K Factor: An adjustment used to increase or decrease overall growth in revenues between rate cases, if a key assumption (such as increased efficiency or growth in rooftop solar) is likely to vary significantly during the decoupling period.
Hybrid: Basically a combination of regulatory mechanisms; for example, RPC and K Factor.
After making this determination, regulators must also consider how frequently the revenue requirement of a utility should be reviewed and how utility risk should be factored into the mechanism.

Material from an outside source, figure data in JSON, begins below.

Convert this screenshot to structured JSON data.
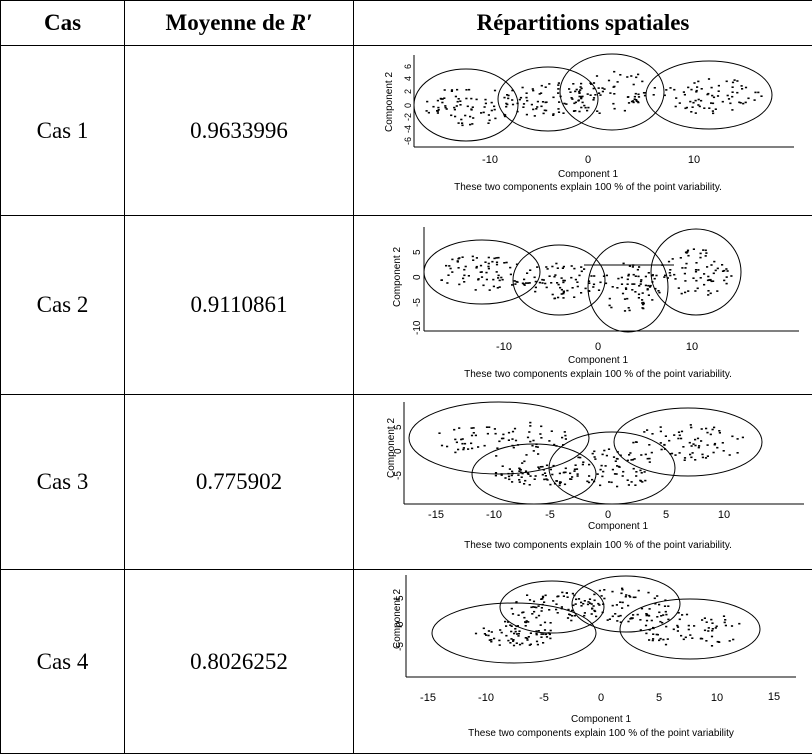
{
  "table": {
    "headers": {
      "cas": "Cas",
      "moyenne_prefix": "Moyenne de ",
      "moyenne_var": "R′",
      "repartitions": "Répartitions spatiales"
    },
    "rows": [
      {
        "cas": "Cas 1",
        "moyenne": "0.9633996",
        "plot": {
          "ylabel": "Component 2",
          "xlabel": "Component 1",
          "caption": "These two components explain 100 % of the point variability.",
          "yticks": [
            "-6",
            "-4",
            "-2",
            "0",
            "2",
            "4",
            "6"
          ],
          "xticks": [
            "-10",
            "0",
            "10"
          ]
        }
      },
      {
        "cas": "Cas 2",
        "moyenne": "0.9110861",
        "plot": {
          "ylabel": "Component 2",
          "xlabel": "Component 1",
          "caption": "These two components explain 100 % of the point variability.",
          "yticks": [
            "5",
            "0",
            "-5",
            "-10"
          ],
          "xticks": [
            "-10",
            "0",
            "10"
          ]
        }
      },
      {
        "cas": "Cas 3",
        "moyenne": "0.775902",
        "plot": {
          "ylabel": "Component 2",
          "xlabel": "Component 1",
          "caption": "These two components explain 100 % of the point variability.",
          "yticks": [
            "5",
            "0",
            "-5"
          ],
          "xticks": [
            "-15",
            "-10",
            "-5",
            "0",
            "5",
            "10"
          ]
        }
      },
      {
        "cas": "Cas 4",
        "moyenne": "0.8026252",
        "plot": {
          "ylabel": "Component 2",
          "xlabel": "Component 1",
          "caption": "These two components explain 100 % of the point variability",
          "yticks": [
            "5",
            "0",
            "-5"
          ],
          "xticks": [
            "-15",
            "-10",
            "-5",
            "0",
            "5",
            "10",
            "15"
          ]
        }
      }
    ]
  }
}
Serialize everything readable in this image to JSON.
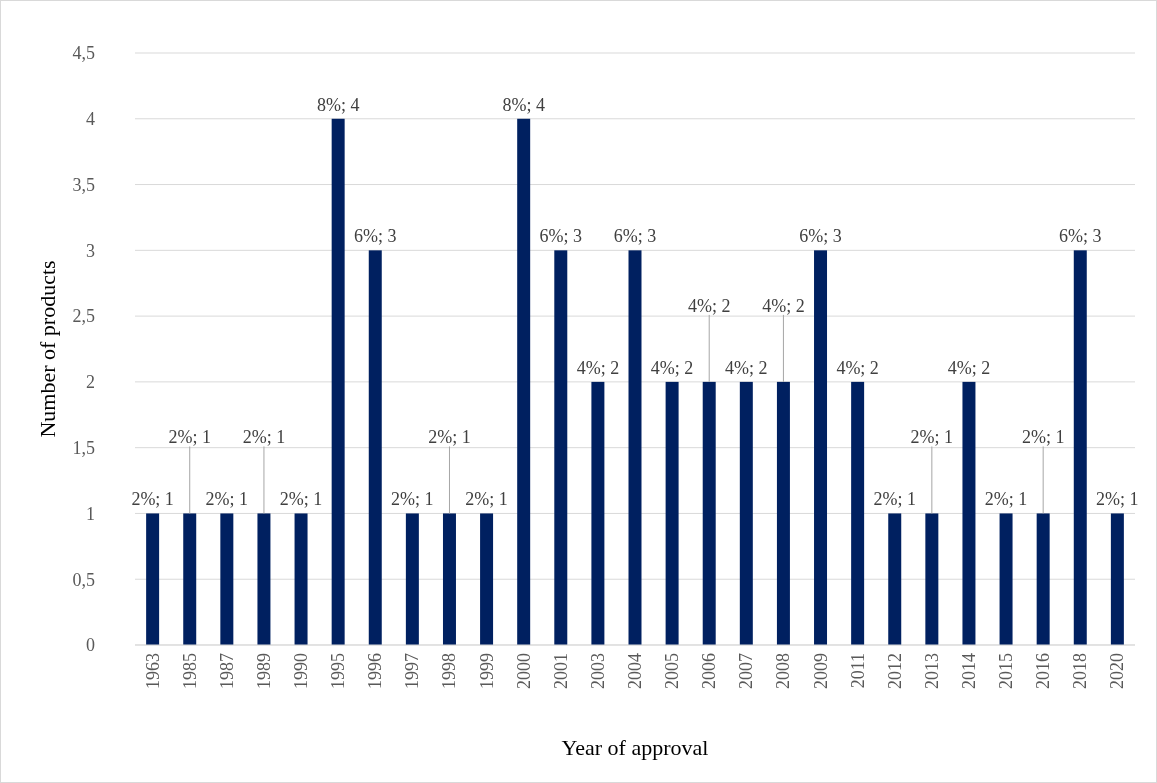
{
  "chart_data": {
    "type": "bar",
    "xlabel": "Year of approval",
    "ylabel": "Number of products",
    "categories": [
      "1963",
      "1985",
      "1987",
      "1989",
      "1990",
      "1995",
      "1996",
      "1997",
      "1998",
      "1999",
      "2000",
      "2001",
      "2003",
      "2004",
      "2005",
      "2006",
      "2007",
      "2008",
      "2009",
      "2011",
      "2012",
      "2013",
      "2014",
      "2015",
      "2016",
      "2018",
      "2020"
    ],
    "values": [
      1,
      1,
      1,
      1,
      1,
      4,
      3,
      1,
      1,
      1,
      4,
      3,
      2,
      3,
      2,
      2,
      2,
      2,
      3,
      2,
      1,
      1,
      2,
      1,
      1,
      3,
      1
    ],
    "value_labels": [
      "2%; 1",
      "2%; 1",
      "2%; 1",
      "2%; 1",
      "2%; 1",
      "8%; 4",
      "6%; 3",
      "2%; 1",
      "2%; 1",
      "2%; 1",
      "8%; 4",
      "6%; 3",
      "4%; 2",
      "6%; 3",
      "4%; 2",
      "4%; 2",
      "4%; 2",
      "4%; 2",
      "6%; 3",
      "4%; 2",
      "2%; 1",
      "2%; 1",
      "4%; 2",
      "2%; 1",
      "2%; 1",
      "6%; 3",
      "2%; 1"
    ],
    "color": "#002060",
    "ylim": [
      0,
      4.5
    ],
    "yticks": [
      0,
      {
        "value": 0.5,
        "label": "0,5"
      },
      1,
      {
        "value": 1.5,
        "label": "1,5"
      },
      2,
      {
        "value": 2.5,
        "label": "2,5"
      },
      3,
      {
        "value": 3.5,
        "label": "3,5"
      },
      4,
      {
        "value": 4.5,
        "label": "4,5"
      }
    ],
    "grid": "y"
  }
}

- Decoupling adjustments: Select how to handle refunds or surcharges. Decoupling is designed to assure that actual revenues match authorized revenues during the life of the mechanism. Typically, however, these do not line up exactly. Decoupling adjustments serve to either refund revenue surplus or recover revenue deficits. One of the key objectives of decoupling in the eyes of consumer representatives is a mechanism whose adjustments are symmetrical—over-collections are treated in the equivalent, but opposite, manner as under–collections. A further series of regulatory decisions must be undertaken to ensure this:
Allocating over- and under-recoveries to customers, either by a uniform surcharge or credit per kilowatt-hour to all decoupled classes, a uniform percentage surcharge or credit to all rate elements, or “class-by-class” decoupling, in which allowed revenue is computed separately for each class and used to produce a uniform adjustment (either by kWh or percentage) for all customers in that class.
Adjustment to base rates or through a purpose-built rider, which normally can be done at regulators’ discretion, particularly if there is no mandate for frequent rate cases.
Frequency of true-ups, either monthly, quarterly, or annually.
Caps on the size of decoupling adjustments.
Carrying charges, to be considered if true-up of charges occurs over an interval, such as a year, so that a portion of the accumulated true-up amount remains unrecovered between reconciliation, or if there is a cap on the size of the reconciliation adjustment permitted in any given adjustment period and the unrecovered portion of the adjustment is carried over for the subsequent time period.
Additional considerations for regulators include performance evaluations for utilities (though the question of performance metrics is distinct from the consideration of decoupling), rate design questions (i.e., how to fairly compensate distributed energy resource owners), and bill simplification.
This paper creates a decision matrix and from there draws three scenarios for regulators to consider. The first applies to a distribution-only utility or a vertically integrated electric utility that has adopted decoupling for distribution services only. The second is similar but also includes industrial customers, and the third applies to both distribution and generation functions.
The paper points to certain pathways that RAP recommends over others. They include:
- Symmetry in over- and under-recoveries;
- Exclusion of costs recovered through separate tariff riders, to avoid over-collection of costs;
- Reduction in equity ratio, rather than an adjustment of the return on equity, to reflect lower risk; and
- Performance requirements to foster energy efficiency, the development of distributed resources, and quality service levels.
Ultimately, a good decoupling mechanism may best be driven by a consensus among the stakeholders, reached via a collaborative process in which the mechanism chosen and the decisions made balance the interests of all parties.